The figure below shows an arbitrary air parcel located on an arbitrary surface.
symbol | definition | units |
---|---|---|
$A$ | vertical cross-section of the parcel | $L^2$ |
$\Delta x$ | length of the parcel | $L$ |
$P$ | pressure magnitude | $\frac{F}{L^2}$ |
$\Delta P$ | change in pressure magnitude | $\frac{F}{L^2}$ |
$V$ | volume of the parcel | $L^3$ |
$m$ | mass of the parcel | $m$ |
$\rho$ | density of the parcel | $\frac{m}{L^3}$ |
$a$ | acceleration of the parcel | $\frac{L}{time^2}$ |
Apply Newton's second law:
$ma = \Sigma F$ | $\Rightarrow$ | $ma = -(P + \Delta P)\cdot A + P\cdot A $ |
$\Rightarrow$ | $\rho V a = -P\cdot A - \Delta P\cdot A + P\cdot A $ | |
$\Rightarrow$ | $\rho A\Delta x a = - \Delta P\cdot A$ | |
$\Rightarrow$ | $a = -\displaystyle{\frac{1}{\rho}\frac{ \Delta P}{\Delta x}}$ |
The ratio $\frac{\Delta P}{\Delta x}$ is the pressure gradient in the $x$ direction.
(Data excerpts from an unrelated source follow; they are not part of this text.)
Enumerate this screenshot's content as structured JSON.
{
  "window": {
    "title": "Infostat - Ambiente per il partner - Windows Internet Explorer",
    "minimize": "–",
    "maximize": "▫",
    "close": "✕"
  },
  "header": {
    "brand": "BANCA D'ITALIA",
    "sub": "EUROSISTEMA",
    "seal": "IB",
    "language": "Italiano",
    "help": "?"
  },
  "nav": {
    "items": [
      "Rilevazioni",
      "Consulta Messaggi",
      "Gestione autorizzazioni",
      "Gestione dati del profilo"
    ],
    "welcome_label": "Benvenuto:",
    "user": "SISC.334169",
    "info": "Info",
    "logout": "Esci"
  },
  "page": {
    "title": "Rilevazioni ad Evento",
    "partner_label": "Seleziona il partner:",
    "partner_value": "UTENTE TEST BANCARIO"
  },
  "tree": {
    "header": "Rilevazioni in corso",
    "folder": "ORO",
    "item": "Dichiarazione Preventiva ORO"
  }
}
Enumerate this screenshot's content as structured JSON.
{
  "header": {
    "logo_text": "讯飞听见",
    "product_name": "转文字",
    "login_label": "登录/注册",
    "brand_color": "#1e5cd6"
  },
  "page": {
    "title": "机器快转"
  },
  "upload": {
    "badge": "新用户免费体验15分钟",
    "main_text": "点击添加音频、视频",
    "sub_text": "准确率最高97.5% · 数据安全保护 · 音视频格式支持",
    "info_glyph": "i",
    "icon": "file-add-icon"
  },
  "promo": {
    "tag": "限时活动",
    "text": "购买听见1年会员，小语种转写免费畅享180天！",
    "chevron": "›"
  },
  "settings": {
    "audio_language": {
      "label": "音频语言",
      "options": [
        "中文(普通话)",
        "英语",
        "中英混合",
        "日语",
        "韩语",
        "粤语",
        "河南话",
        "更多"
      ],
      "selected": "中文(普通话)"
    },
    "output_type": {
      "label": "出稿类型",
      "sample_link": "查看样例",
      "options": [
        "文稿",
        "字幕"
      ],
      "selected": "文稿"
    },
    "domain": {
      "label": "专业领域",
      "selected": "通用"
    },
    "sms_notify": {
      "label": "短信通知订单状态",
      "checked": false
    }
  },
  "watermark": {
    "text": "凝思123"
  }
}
The minus sign indicates the direction of the acceleration is opposite the direction of increasing pressure. Note that the parcel's acceleration is inversely proportional to its density. That is, the greater the parcel's density, the lesser the acceleration. This is not too surprising... given the same pressure gradient force, a beach ball will be accelerated more than a bowling ball.